Jasika Nicole como Astrid

Mas nem tudo são flores, e mesmo entre o número reduzido de episódios, alguns da primeira metade da temporada são quase descartáveis. Felizmente as coisas ficam mais impactantes a partir da morte de Etta, o que deixa a família Bishop de luto e dá ao movimento de resistência uma mártir. Peter ganha as habilidades de um Observador, Nina se sacrifica em grande estilo e temos uma engenhosa ligação com uma trama da primeira temporada, quando o garoto Observador, Michael, reaparece e redefine o que pensávamos sobre a série. O grande final em duas partes, onde mais uma vez a equipe usa os recursos do laboratório de Walter para se infiltrar no QG dos Observadores, é cheio de referências a episódios e tramas anteriores. Ele finalmente conclui a série, depois de muitas atribulações, de forma satisfatória e adequada, mas ainda deixa algumas pontas soltas e perguntas não respondidas que incluem, obviamente, as questões do paradoxo da linha de tempo e outras coisas que aparentemente os roteiristas esqueceram. Mas daí também podemos perguntar, porque responder ou resolver tudo? Não é melhor deixar algo para exercitar o raciocínio do espectador?

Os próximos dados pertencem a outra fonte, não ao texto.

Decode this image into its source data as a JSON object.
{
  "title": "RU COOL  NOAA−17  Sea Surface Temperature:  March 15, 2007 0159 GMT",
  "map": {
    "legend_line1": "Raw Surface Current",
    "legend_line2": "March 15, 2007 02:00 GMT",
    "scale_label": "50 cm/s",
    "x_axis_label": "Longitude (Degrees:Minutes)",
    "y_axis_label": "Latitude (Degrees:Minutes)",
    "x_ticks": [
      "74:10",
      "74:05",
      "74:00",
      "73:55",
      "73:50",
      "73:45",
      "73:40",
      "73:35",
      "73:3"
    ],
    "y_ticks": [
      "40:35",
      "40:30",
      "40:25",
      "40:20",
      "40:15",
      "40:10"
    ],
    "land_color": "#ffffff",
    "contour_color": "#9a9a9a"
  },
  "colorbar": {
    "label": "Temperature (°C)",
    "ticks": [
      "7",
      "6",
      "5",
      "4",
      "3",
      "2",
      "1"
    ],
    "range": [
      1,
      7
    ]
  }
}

FRINGE encerrou sua jornada em 2013, sem nunca ter atingido a fama ou mesmo a memória afetiva de ARQUIVO X (que aliás também teve seus altos e baixos, em especial nas duas temporadas do revival). Certamente algumas de suas decisões narrativas fizeram com que muitos abandonassem o programa, mas hoje esta admirável série ainda é cultuada por muitos fãs de ficção científica que souberam apreciar sua proposta. Ela foi exibida no Brasil pelo canal pago Warner e pelo SBT, além de ter sido lançada em DVD, sendo uma temporada também em Blu-ray. Atualmente suas cinco temporadas estão no catálogo do streaming Globoplay, com o título de Fronteiras.